European Franchise Association: Franchising is a system of marketing products, services or technologies in which the franchisor and his individual franchisees are legally and financially independent but maintain a close and mutually exclusive relationship with each other. In the ongoing cooperation, the franchisee relies on the rights and obligations granted by the franchisor and operates according to the franchisor's concept. Through direct or indirect financial exchange between the two parties, the franchisee can use the franchisor's trade name, trademark, service mark, and business operations. Know-how, business and technical methods, ongoing systems and other industrial or intellectual property rights are operated within the framework and terms of a written franchise contract drawn up by mutual consent.

Advantages of Franchising

Franchising has a history of more than one hundred years, and its success has attracted worldwide attention. In recent years, franchising has also experienced tremendous development in our country. The reason why this distribution method continues to thrive is because of its operational advantages.

1. Franchisors use franchising to implement large-scale, low-cost expansion

For franchisors, with the help of franchising, they can obtain the following advantages:

(1) Franchisors can Implementing centralized control while maintaining a small scale can earn reasonable profits without involving high capital risks, let alone the daily chores of franchisees.

(2) Since franchise stores have a deeper understanding of their regions, it is often easier to discover business scope that the company has not yet covered.

(3) Since the franchisor does not need to participate in the employee management of franchisees, it has relatively few employee issues to deal with.

(4) The franchisor does not own the franchisee's assets, and the responsibility for ensuring the safety of the assets falls entirely on the asset owner, and the franchisor does not have to bear relevant responsibilities.

(5) Franchisors engaged in manufacturing or wholesale industries can establish distribution networks with the help of franchising to ensure market development of products. Some people say that wherever there are people, there is Coca-Cola, and wherever there is color, there is Kodak. Why are these brands so ubiquitous? The reason is that they use franchising to achieve large-scale, low-cost expansion.

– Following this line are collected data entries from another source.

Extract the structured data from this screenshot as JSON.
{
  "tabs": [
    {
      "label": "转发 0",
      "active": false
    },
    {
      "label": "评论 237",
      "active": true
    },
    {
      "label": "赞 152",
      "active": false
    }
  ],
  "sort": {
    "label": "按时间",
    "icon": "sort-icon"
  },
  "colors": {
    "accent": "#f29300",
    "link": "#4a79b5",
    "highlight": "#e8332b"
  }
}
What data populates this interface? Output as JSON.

2. Franchisees use franchising to "enlarge the base plate"

Some people vividly compare franchising to "enlarging the base plate", that is, using the franchisor's trademark, special skills, and business model to repeatedly use it and thereby expand scale.

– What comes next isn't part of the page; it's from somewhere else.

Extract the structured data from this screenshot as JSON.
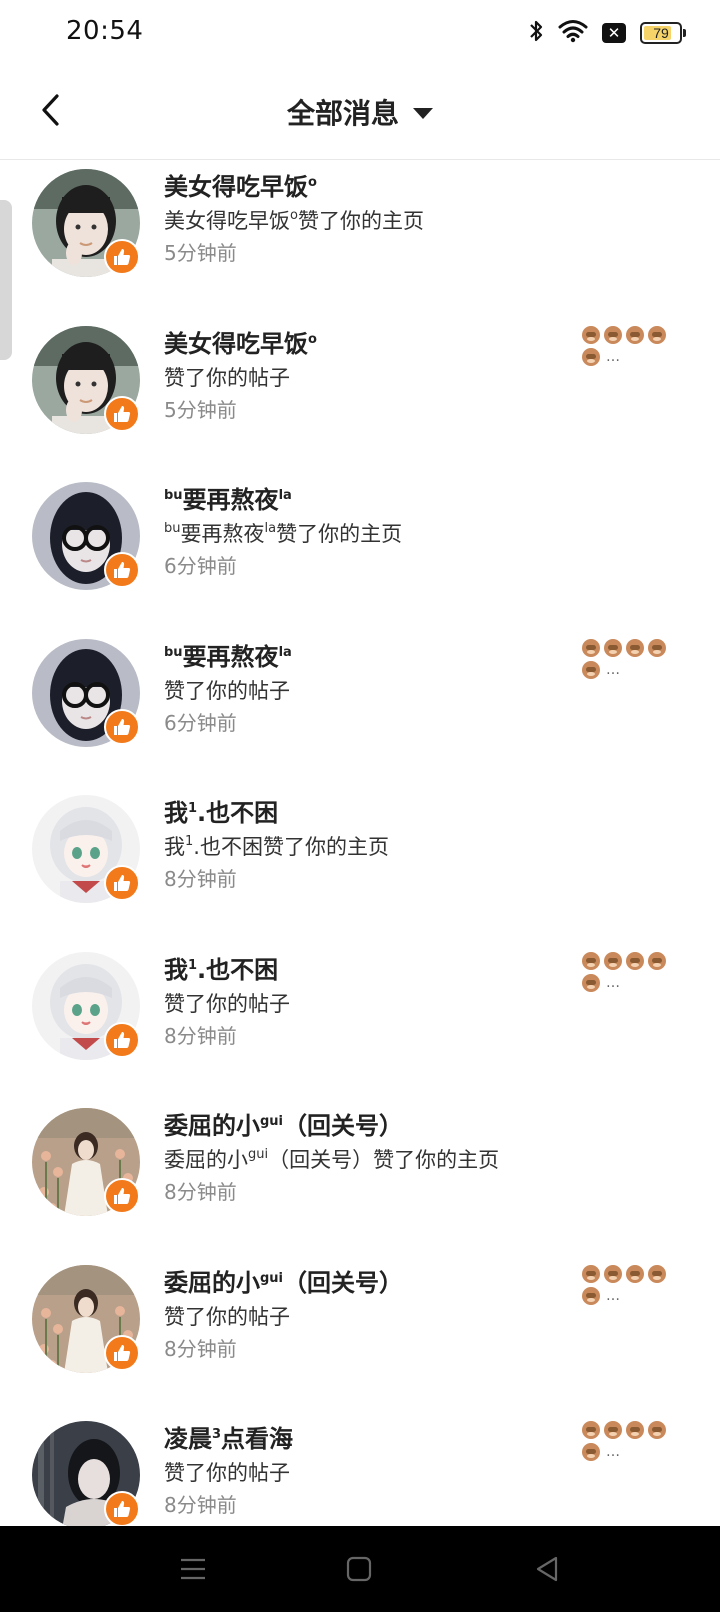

(1) You can enjoy ready-made goodwill and brand. Because franchisees have inherited the goodwill of the franchisor, they have a good image during the opening and entrepreneurship stages, allowing many tasks to be carried out smoothly. Otherwise, building an image with the help of a strong advertising campaign is a huge expense.

(2) Avoid market risks. For investors who lack market operations, they are often at a disadvantage in the face of fierce market competition. Investing in a franchisor with good performance and strength, with its brand image, management model and other support systems, greatly reduces the risk.

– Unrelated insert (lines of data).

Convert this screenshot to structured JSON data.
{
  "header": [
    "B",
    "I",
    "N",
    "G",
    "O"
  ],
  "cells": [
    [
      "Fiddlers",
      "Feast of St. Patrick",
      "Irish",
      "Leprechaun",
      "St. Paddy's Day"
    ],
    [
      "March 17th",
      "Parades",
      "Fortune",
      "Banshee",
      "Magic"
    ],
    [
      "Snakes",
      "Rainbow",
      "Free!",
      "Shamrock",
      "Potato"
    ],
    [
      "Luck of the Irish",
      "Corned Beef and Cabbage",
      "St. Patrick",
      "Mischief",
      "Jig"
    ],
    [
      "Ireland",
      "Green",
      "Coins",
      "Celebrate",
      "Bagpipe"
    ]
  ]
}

(3) Share economies of scale. These scale benefits include: procurement scale benefits, advertising scale benefits, operation scale benefits, technology development scale benefits, etc.

(4) Obtain support from various aspects. Franchisees can receive various support from franchisors, such as training, location selection, financing, market analysis, unified advertising, technology transfer, etc.

3. Franchising is popular with consumers because of its management advantages

Another reason for the successful development of franchising is accurate positioning.

Because of its accurate positioning, the company can accurately select the target market, combine marketing strategies around the target market, and understand changes in the target market in a timely manner, making the company's products and services at the forefront of the times.